Table. Hospital-Adjusted Risk Difference (Absolute %) in 30-Day HF Readmission Rates, Blacks vs Whites, by Neighborhood SDI Quartile

SDI Q1SDI Q2SDI Q3SDI Q4
4.05.58.25.4

A major criticism of the Hospital Readmissions Reduction Program (HRRP) component of the Affordable Care Act, Morris said in a Q&A discussion after her presentation, is that it can hold hospitals “responsible for structural inequalities that exist beyond the healthcare system,” including neighborhood deprivation.

“But public policymakers have to realize that there are certain patients we take care of who don’t have the resources to carry out the therapeutic lifestyle changes that will allow them to live healthy.”

The HRRP’s 30-day HF readmission metric that steers reimbursement “is penalizing healthcare systems across the United States” with its premise that hospital performance can be measured by 30-day HF readmission rates, Morris told theheart.org | Medscape Cardiology

“The reality is that some of these patients are going to a post-discharge environment that is inherently high-risk, and that many of them are going to come back to us within 30 days,” she said. “We would like to make sure that we don’t put excess penalties on healthcare systems that take care of disproportionate numbers of African Americans in neighborhoods that have fewer resources.”

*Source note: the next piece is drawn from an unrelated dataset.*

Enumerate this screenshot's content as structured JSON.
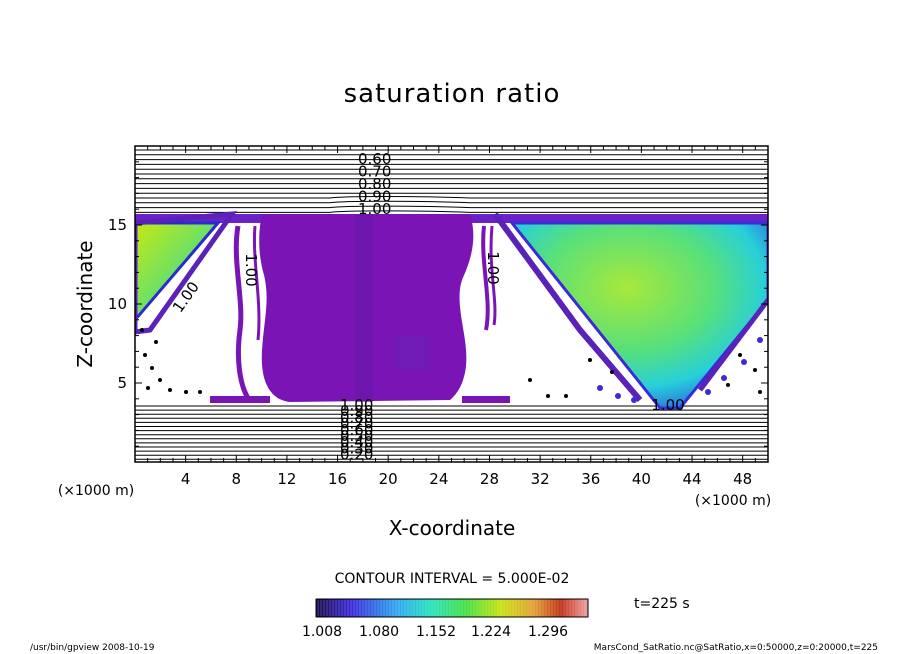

Morris and Ferdinand have disclosed no relevant financial relationships. Mehra discloses consulting or serving on an advisory board for Abbott, Medtronic, Janssen, Leviticus, NupulseCV, FineHeart, Portola, Bayer, the Baim Institute for Clinical Research, and Mesoblast.

Heart Failure Society of America Virtual Annual Scientific Meeting 2020: Late Breaking Clinical Trials I. Excess 30-Day Heart Failure Readmission In Blacks Increases With Neighborhood Deprivation. Presented October 3, 2020.